Precious gems that go in jewelry have to be harder than a 7 on the Mohs scale due to quartz being the hardest airborne mineral and would scratch them, so does that mean we breathe in quartz on the daily and our lungs don’t mind?
Unless you are by a nearby volcanic eruption, there just aren’t natural processes which make silica grains fine enough for you to breathe in and be dangerous. Obviously it’s not good if you breathe in sand sized particles of silica either, but much these would typically get stuck in your mouth or throat before making it to your lungs. Also, it’s easy to see when there is a sandstorm and take appropriate measures, ie. stay inside or [wrap up](https://i.imgur.com/ASPXRMq.jpg).
It’s pretty much just a industrial settings where very fine silica particles are a hazard, and those places *should* be giving their workers appropriate safety wear.
One of the reasons why certain asbestos minerals are a hazard is because they can easily break apart into very fine fibres, just through regular handling without any industrial process. Exposure to certain asbestiform mineral fibres has been linked to lung cancer, similar to the dangers described in the article you linked.

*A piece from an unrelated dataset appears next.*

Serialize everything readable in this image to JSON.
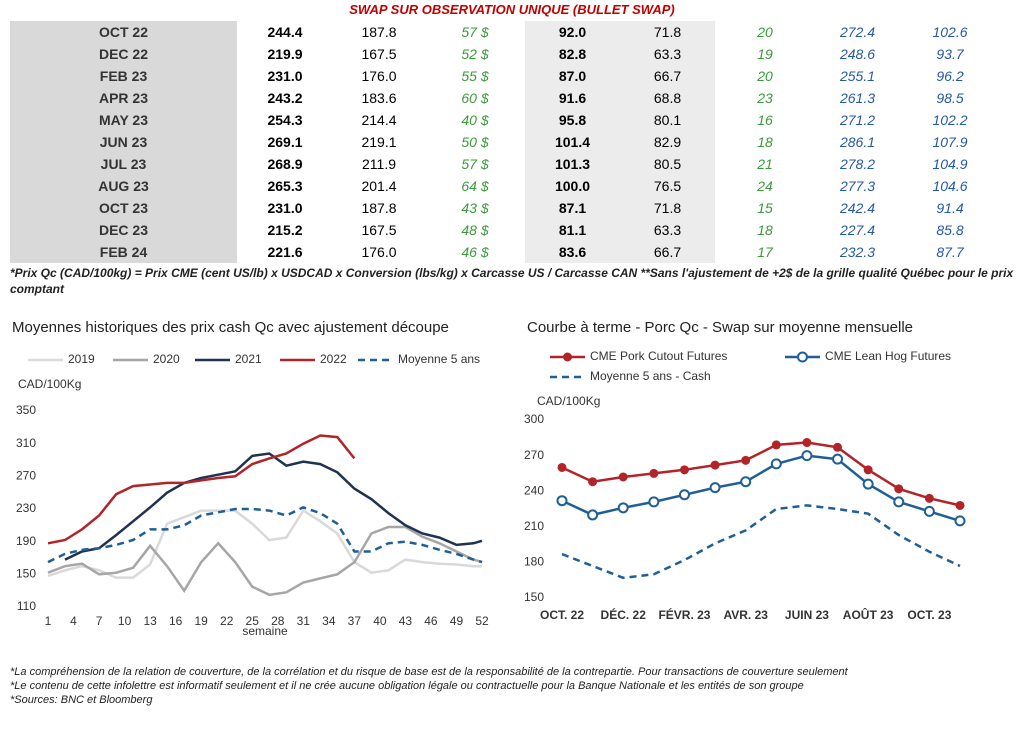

ELI5: Gemstones scratch. The harder ones resist scratching longer. If you scrape your soft stone on a harder thing it will scratch. Those things that scratch your gemstone? You don’t want to breathe them. Door knobs are hard to inhale for most of us. /end
I am genuinely curious where you got this information regarding gems having to be harder than a 7 on the mohs scale for jewelry due to airborne silica.
I have always understood “Precious gems” to designated upon fabricated “rarity”, not hardness. Those gems that go in rings are typically harder because of day to day wear that occurs every time that you do anything with the ring on. Dishes, pockets, keys etc.
I’m certain you know this, however, I just want to point out that many many materials can be used as the gemstone under 7 mohs for jewelry. Including very soft materials such as bone, coral, shell, etc.
Others gave you a better response regarding silica.
Quartz is made of silica, and crystalline silica [is really bad for people to breathe](https://www.cancer.gov/about-cancer/causes-prevention/risk/substances/crystalline-silica) _if breathed in high enough amounts_ (that means high concentrations and for a long time each shift, specifically) . You’re unlikely to encounter truly dangerous amounts of airborne crystalline silica outside of an industrial setting, and even then the hazards are known and understood. Any legitimate place that uses crystalline-silica containing materials will have protection mechanisms for their workers.
To sum up: crystalline silica is bad for you, and your lungs certainly _do_ mind, but it’s likely not a big deal.